Scholastic, which publishes all of Nickelodeon's tween- and teen-themed tie-ins, will release a scrapbook and poster songbook in fall 2007 and introduce a chapter book series in January. "The show is lending itself to exploring a wide variety of publishing formats," said Lynn Smith, Scholastic's director of licensed publishing.

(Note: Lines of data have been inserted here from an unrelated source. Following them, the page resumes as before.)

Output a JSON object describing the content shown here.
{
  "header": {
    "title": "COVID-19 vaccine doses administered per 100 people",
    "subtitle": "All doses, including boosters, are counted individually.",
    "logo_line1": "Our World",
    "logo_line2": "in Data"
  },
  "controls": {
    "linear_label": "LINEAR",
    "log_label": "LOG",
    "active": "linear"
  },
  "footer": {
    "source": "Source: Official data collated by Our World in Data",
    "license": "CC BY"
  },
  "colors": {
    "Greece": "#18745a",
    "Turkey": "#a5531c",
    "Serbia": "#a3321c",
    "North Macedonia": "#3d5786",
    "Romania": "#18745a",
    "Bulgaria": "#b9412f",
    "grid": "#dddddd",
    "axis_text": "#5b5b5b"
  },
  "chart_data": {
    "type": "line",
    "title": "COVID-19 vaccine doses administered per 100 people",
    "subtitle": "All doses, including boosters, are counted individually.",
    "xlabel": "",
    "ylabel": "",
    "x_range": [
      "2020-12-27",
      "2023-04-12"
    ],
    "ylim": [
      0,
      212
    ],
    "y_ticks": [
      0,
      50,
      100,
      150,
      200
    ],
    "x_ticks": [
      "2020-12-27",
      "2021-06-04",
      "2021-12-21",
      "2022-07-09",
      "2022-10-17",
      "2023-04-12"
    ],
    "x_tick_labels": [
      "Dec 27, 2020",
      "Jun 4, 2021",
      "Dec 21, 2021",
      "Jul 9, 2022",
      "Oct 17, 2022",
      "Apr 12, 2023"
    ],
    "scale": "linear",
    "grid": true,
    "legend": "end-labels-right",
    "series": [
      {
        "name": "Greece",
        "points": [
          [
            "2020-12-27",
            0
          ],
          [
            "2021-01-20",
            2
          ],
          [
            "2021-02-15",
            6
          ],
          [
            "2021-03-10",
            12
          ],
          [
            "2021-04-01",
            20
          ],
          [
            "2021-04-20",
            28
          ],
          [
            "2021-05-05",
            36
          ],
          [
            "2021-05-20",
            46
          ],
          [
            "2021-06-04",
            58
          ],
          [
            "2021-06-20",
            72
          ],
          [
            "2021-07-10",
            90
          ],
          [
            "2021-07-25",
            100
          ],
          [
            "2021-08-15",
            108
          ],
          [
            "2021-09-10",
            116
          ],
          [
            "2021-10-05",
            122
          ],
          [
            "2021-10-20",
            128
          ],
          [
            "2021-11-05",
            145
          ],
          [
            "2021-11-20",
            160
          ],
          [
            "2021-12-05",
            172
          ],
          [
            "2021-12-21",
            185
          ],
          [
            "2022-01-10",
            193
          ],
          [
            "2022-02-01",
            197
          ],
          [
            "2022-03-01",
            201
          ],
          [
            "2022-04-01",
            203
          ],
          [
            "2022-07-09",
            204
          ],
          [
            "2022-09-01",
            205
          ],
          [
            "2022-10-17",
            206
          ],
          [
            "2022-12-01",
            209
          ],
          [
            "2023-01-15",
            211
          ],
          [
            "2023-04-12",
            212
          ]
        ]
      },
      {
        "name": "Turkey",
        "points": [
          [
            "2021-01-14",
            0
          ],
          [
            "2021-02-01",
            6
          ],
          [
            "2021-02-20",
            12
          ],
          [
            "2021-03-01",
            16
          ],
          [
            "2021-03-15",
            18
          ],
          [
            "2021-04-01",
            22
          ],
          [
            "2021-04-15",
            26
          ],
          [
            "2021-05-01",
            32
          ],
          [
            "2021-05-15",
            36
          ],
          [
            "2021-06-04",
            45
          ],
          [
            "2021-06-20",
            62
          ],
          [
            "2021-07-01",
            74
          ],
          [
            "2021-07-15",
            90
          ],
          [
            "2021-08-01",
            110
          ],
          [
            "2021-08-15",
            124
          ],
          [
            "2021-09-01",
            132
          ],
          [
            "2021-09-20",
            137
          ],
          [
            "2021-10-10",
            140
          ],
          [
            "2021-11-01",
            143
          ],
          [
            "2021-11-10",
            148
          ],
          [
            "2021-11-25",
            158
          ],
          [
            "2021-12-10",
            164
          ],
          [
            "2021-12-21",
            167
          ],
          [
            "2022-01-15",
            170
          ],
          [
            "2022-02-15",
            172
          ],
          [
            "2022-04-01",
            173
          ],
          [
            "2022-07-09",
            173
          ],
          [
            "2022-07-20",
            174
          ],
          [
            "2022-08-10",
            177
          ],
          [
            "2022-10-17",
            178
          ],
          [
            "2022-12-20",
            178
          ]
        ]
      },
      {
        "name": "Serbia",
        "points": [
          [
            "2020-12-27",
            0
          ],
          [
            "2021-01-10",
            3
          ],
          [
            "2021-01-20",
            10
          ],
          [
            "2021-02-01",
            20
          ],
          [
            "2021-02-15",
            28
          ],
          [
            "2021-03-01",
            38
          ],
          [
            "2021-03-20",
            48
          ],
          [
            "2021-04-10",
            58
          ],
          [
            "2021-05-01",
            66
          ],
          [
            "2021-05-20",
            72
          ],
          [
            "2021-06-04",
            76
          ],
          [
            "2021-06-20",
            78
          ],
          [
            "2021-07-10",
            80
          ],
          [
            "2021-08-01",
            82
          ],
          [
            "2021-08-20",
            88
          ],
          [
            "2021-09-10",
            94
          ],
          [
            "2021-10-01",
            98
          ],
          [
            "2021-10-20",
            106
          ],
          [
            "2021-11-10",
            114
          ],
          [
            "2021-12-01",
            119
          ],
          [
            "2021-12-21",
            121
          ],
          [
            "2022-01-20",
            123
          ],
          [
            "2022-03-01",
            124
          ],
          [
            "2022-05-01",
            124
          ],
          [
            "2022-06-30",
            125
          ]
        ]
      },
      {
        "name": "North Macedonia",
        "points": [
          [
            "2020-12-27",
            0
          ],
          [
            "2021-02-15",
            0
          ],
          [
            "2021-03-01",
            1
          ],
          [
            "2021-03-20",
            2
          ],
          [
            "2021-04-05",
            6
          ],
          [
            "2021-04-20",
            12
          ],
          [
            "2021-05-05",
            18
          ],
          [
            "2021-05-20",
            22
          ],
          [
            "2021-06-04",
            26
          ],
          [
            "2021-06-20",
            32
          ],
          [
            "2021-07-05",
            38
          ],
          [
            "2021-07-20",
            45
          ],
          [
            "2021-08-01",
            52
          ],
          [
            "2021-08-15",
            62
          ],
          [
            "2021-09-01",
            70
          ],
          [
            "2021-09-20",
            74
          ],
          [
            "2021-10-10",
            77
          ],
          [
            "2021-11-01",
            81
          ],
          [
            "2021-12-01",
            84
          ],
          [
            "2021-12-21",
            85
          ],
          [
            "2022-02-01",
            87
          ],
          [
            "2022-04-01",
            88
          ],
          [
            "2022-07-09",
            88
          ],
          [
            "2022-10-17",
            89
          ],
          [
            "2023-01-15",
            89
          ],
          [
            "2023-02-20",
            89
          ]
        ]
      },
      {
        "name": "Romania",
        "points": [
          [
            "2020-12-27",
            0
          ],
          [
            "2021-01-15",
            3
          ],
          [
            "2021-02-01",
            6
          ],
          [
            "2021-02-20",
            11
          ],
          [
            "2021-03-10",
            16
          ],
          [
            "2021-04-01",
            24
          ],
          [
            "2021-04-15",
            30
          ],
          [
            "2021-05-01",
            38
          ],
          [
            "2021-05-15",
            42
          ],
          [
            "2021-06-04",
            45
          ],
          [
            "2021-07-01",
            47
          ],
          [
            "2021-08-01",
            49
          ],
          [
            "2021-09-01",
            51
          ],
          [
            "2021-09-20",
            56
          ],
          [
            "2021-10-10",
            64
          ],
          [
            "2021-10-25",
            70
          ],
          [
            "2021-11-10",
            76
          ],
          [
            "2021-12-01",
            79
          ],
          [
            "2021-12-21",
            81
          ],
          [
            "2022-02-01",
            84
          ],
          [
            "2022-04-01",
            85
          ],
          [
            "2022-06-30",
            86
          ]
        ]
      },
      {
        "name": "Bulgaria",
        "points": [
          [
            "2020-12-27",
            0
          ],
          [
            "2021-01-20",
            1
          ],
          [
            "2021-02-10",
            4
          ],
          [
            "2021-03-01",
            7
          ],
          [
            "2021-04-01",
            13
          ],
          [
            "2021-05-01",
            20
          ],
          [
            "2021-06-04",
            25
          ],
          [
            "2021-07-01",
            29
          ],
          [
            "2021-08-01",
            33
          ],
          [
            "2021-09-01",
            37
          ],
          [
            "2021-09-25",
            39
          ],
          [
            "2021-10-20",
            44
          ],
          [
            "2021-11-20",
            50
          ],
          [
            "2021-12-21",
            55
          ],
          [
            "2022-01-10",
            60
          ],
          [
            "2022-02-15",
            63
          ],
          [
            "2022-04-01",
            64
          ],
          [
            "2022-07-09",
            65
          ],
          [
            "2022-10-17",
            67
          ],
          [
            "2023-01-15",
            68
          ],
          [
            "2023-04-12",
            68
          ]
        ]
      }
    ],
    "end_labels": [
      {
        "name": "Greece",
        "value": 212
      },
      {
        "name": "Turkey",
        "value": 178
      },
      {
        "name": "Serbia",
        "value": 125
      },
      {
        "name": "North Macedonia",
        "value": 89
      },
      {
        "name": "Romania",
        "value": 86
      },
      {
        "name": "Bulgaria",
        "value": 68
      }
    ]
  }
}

In other Scholastic news, the company will release titles tied to the film Mr. Magorium's Wonder Emporium, starring Dustin Hoffman and Natalie Portman and produced by Walden Media (of Narnia fame), in the fall. The books, each with first printings of 125,000 or more, will include 8x8s, readers, novelizations, a prequel novel and a paper-over-board storybook, plus a book of paper airplane designs. "We fell in love with this script immediately," Smith commented. "We were very excited and confident about creating a compelling publishing program based on a script that was so rich, so heartwarming, and so creative."
Stardust: The Teen Tie-In
The upcoming release of a Paramount film based on Neil Gaiman's illustrated novel for adults, Stardust, gave HarperCollins and Paramount the idea to publish a version for teens. "At about the same time, Neil came to us and said it was about time we do a teen version," said Elise Howard, senior v-p/associate publisher, HarperCollins Children's Books, who noted that the novel won an ALA Alex Award several years ago as an adult book with young adult appeal. Harper's edition will have a rack-size trim, a Paramount-licensed movie tie-in cover and eight-page full-color movie art insert, but the text will remain the same. "It's Neil's unexpurgated text," Howard reported.
The film itself will provide the key marketing support. "That's about the best marketing we could hope to have," said Howard. "We've seen it time and again. It will get teens into the stores and bring the book to a really robust level of sales that will go well beyond the life of the film." Harper also publishes an edition of Gaiman's only novel originally written for young readers, Coraline, so the two can be merchandised together.
Meanwhile, Paramount licensee Titan will release Stardust: The Visual Companion, which includes the shooting script, commentary, interviews, color photos, painted production art and an introduction by Gaiman.
A Bedtime Story
Guess How Much I Love You?, How Do Dinosaurs Say Good Night?, Chicka Chicka Boom Boom, Ella the Elegant Elephant, Good Boy, Fergus! and Mo Willems's Pigeon books are among the licenses held by Books to Bed, a two-year-old company that imprints children's book characters on pajamas. "It makes bedtime a little easier and a little more fun," said Carol Friedman, president of Books to Bed, who pointed out that the illustrations are cute and look good on the 100% cotton fabric.
The products, which are sold both separately and with the books (in various packaging configurations), are distributed through boutiques, department stores and catalogs, as well as a few museum and book stores. "Some bookstores are scared away because they're not accustomed to dealing with sizes," Friedman explained. A portion of sales goes to charity.